Traqué par les institutions mondiales, les gouvernements, le dandy australien aux cheveux peroxydés devient l’homme à abattre. Curieuse coïncidence, il est accusé d’agression sexuelle en Suède après que WikiLeaks ait publié des milliers de documents sur l’armée américaine en Afghanistan. « La concomitance est détestable », tonne Drieu Godefridi. La justice britannique a prononcé l’extradition d’Assange vers la Suède, décision pour laquelle Julian fera appel.
Le Petit Poucet d’1,86 m
Dès lors, quel avenir pour WikiLeaks maintenant que sa figure de proue est menacée d’un séjour en prison ? Assange se place en « bouclier » de son équipe. Cette équipe « réduite à sa plus simple expression », selon Olivier Tesquet, qui estime que le futur de l’organisation est « incertain ». Certains pensent en revanche qu’ il est trop tard pour espérer faire avorter Assange de son bébé. « Il y a beaucoup de gens qui travaillent dans de grandes organisations qui peuvent s’inspirer de son exemple. Ce qui retient les gens de le faire, c’est la crainte d’être arrêtés, mais désormais WikiLeaks leur offre le moyen de donner leurs secrets tout en restant anonyme », soutient Drieu Godefridi. WikiLeaks a d’ailleurs déjà fait des émules, comme OpenLeaks, site spécialisé dans la révélation de documents confidentiels qui se veut plus transparent que WikiLeaks. « Il sera intéressant d’observer comment se comportent les petits nouveaux, il faut voir si des alternatives sont possibles », pondère Olivier Tesquet.

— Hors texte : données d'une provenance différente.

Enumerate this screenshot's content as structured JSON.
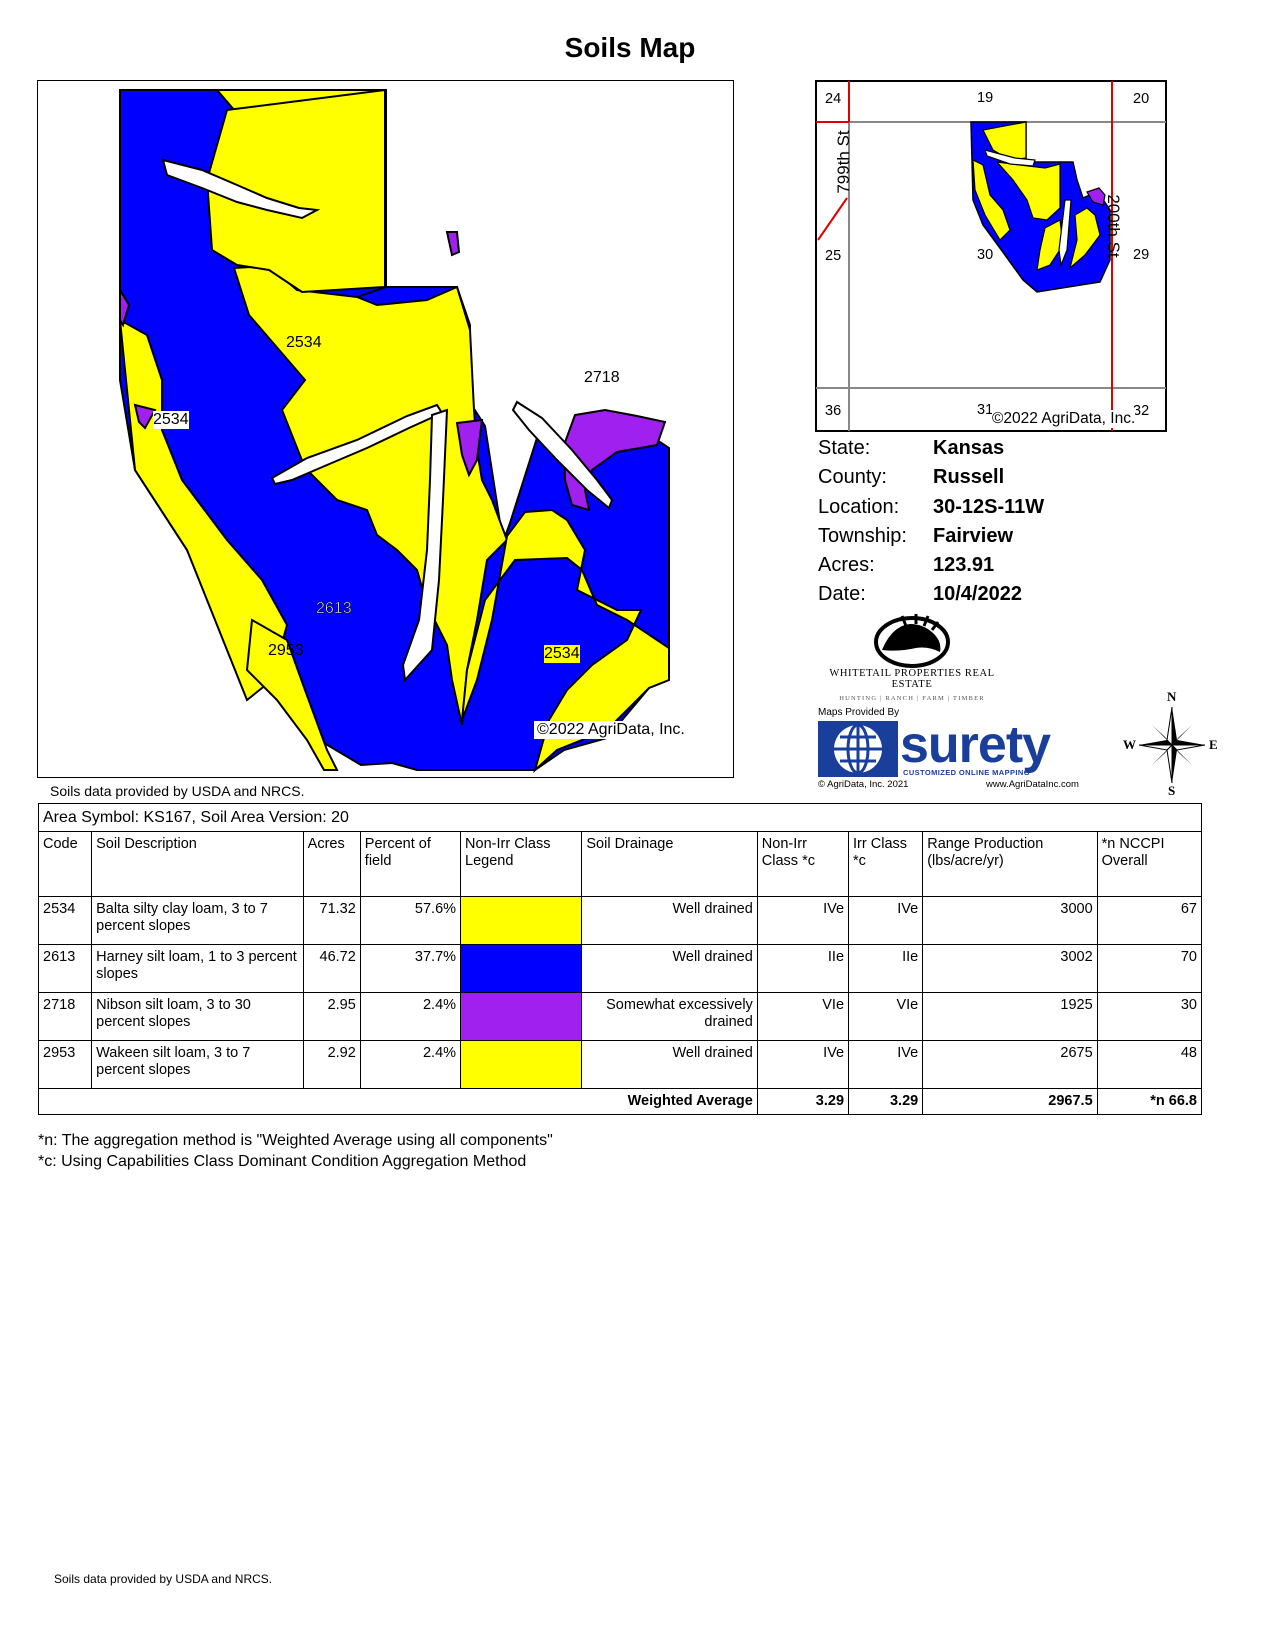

Quel avenir pour Assange ? Homme de l’année pour Le Monde, l’Australien est devenu une figure médiatique. « Même en prison il a une influence qui fait qu’il pourra continuer de parler », certifie Flavien Hamon. « Capter l’attention, encore et encore, ça peut causer sa perte avec la pression de la justice, des Etats, des médias. Il encaisse, mais jusqu’à quand ? », interroge Olivier Tesquet. Dans une interview à Paris Match, Assange a donné un premier élément de réponse : « Nous (WikiLeaks) en sommes à un cinquantième de notre mission. (…) Sarah Palin a dit que je devrais être pourchassé comme Oussama Ben Laden. Je lui réponds : très bien, cela vous prendra donc au moins dix ans ! »

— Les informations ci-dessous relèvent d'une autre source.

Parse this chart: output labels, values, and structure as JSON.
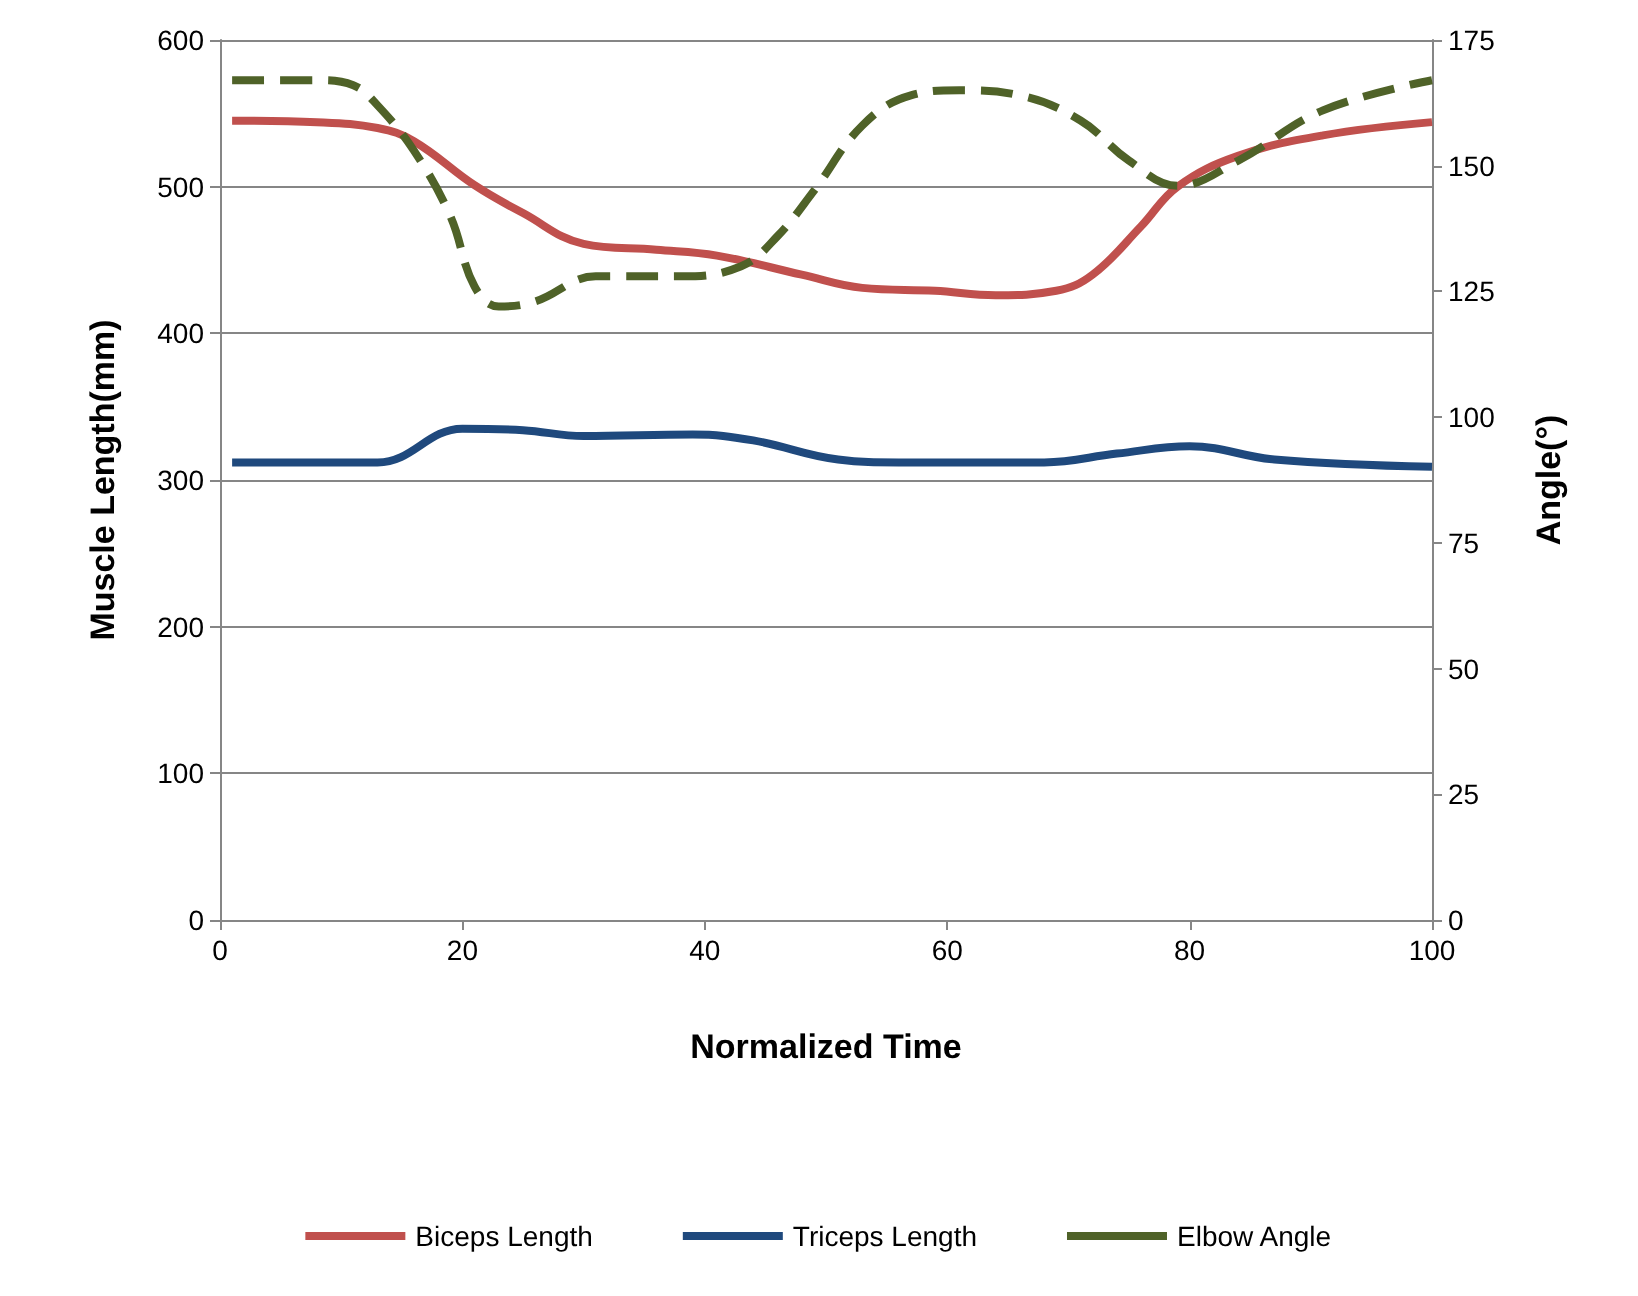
{
  "chart_data": {
    "type": "line",
    "xlabel": "Normalized Time",
    "ylabel": "Muscle Length(mm)",
    "y2label": "Angle(°)",
    "xlim": [
      0,
      100
    ],
    "xticks": [
      0,
      20,
      40,
      60,
      80,
      100
    ],
    "ylim": [
      0,
      600
    ],
    "yticks": [
      0,
      100,
      200,
      300,
      400,
      500,
      600
    ],
    "y2lim": [
      0,
      175
    ],
    "y2ticks": [
      0,
      25,
      50,
      75,
      100,
      125,
      150,
      175
    ],
    "grid": "y",
    "legend": "bottom",
    "marker": "none",
    "series": [
      {
        "name": "Biceps Length",
        "color": "#c0504d",
        "line_style": "solid",
        "x": [
          1,
          8,
          13,
          16,
          21,
          25,
          30,
          36,
          41,
          48,
          53,
          59,
          64,
          69,
          72,
          76,
          79,
          84,
          91,
          100
        ],
        "values": [
          545,
          544,
          540,
          531,
          501,
          482,
          461,
          457,
          453,
          440,
          431,
          429,
          426,
          429,
          440,
          473,
          500,
          521,
          535,
          544
        ]
      },
      {
        "name": "Triceps Length",
        "color": "#1f497d",
        "line_style": "solid",
        "x": [
          1,
          13,
          20,
          25,
          30,
          39,
          44,
          51,
          56,
          68,
          74,
          80,
          87,
          100
        ],
        "values": [
          312,
          312,
          335,
          334,
          330,
          331,
          327,
          314,
          312,
          312,
          318,
          323,
          314,
          309
        ]
      },
      {
        "name": "Elbow Angle",
        "color": "#4f6228",
        "line_style": "dashed",
        "axis": "y2",
        "x": [
          1,
          8,
          11,
          13,
          16,
          19,
          21,
          23,
          26,
          31,
          38,
          43,
          46,
          49,
          53,
          57,
          61,
          66,
          71,
          75,
          79,
          84,
          91,
          100
        ],
        "values": [
          167,
          167,
          166,
          162,
          153,
          140,
          126,
          122,
          123,
          128,
          128,
          130,
          136,
          145,
          158,
          164,
          165,
          164,
          159,
          151,
          146,
          151,
          161,
          167
        ]
      }
    ]
  }
}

D’ici là le surdoué peut réussir de nouveaux coups d’éclats, semer de nouveaux cailloux sur sa route, en bon « Petit Poucet d’1,86 m » qu’il est, comme le décrit Flore Vasseur : « Il sait comment effacer ses traces. Pourtant il laisse une série d’indices derrière lui ».

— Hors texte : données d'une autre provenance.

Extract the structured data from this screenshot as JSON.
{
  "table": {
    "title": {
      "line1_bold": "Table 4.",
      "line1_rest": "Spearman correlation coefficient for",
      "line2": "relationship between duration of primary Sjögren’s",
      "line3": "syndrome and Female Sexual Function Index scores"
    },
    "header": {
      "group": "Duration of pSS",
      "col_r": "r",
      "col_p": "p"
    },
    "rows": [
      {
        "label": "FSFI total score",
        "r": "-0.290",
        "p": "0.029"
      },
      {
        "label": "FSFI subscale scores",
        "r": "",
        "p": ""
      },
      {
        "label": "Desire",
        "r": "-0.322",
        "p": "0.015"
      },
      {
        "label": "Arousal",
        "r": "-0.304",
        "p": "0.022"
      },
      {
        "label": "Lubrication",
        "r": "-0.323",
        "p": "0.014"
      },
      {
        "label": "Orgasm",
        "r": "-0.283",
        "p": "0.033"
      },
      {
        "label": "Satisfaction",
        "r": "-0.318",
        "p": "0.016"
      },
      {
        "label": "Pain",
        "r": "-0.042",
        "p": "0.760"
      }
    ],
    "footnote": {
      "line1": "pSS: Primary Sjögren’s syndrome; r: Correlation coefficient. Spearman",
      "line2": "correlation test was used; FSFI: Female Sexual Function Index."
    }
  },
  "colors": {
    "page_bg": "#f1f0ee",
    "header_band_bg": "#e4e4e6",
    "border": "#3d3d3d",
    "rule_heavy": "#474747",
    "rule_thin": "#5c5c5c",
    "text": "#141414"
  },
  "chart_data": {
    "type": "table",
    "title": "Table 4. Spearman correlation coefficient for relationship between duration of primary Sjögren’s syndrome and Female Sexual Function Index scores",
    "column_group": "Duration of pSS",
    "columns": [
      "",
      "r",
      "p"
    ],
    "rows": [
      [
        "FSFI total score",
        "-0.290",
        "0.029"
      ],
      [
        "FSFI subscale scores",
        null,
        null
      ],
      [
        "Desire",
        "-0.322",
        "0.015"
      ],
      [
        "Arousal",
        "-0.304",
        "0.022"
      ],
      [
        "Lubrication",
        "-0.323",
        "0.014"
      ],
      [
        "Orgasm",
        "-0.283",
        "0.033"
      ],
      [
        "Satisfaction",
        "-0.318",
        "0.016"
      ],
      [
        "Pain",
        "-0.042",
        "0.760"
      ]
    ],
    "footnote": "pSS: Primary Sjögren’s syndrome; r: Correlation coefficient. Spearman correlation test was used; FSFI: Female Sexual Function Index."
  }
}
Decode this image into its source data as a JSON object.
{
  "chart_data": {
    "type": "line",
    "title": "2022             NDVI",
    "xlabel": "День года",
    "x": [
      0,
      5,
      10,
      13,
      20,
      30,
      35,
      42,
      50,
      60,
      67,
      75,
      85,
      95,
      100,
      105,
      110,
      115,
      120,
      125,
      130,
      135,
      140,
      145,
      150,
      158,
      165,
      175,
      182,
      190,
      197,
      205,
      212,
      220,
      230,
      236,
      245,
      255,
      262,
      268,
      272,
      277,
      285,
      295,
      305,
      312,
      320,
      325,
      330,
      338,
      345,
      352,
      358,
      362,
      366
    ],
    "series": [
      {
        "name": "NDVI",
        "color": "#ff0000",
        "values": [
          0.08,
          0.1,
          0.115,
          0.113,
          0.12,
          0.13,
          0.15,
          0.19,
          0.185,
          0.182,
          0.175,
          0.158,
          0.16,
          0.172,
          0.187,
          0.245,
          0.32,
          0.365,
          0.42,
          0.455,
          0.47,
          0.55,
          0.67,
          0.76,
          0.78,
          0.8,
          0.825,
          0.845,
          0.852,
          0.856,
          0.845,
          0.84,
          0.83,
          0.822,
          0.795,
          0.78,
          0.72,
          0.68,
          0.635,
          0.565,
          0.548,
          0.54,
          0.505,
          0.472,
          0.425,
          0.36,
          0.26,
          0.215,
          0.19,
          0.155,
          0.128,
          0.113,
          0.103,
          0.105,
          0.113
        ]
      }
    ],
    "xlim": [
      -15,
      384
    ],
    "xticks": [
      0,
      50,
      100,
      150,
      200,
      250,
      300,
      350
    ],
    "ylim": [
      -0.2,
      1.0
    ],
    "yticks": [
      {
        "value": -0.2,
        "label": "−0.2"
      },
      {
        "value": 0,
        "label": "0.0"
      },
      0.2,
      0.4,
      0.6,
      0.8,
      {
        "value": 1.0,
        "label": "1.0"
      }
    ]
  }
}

Ainsi en octobre 1989, Le nom du processus de WANK était « Oilz ». Ce n’était pas un code, ce n’était pas un nom. Oilz, le surnom des Midnight Oil, un groupe de musique… australien. Dont quelques paroles sont reprises pour débuter chacun des onze chapitres de… Underground. Nul ne sait encore combien de cailloux Julian Assange a et/ou va disséminé tout au long de son parcours.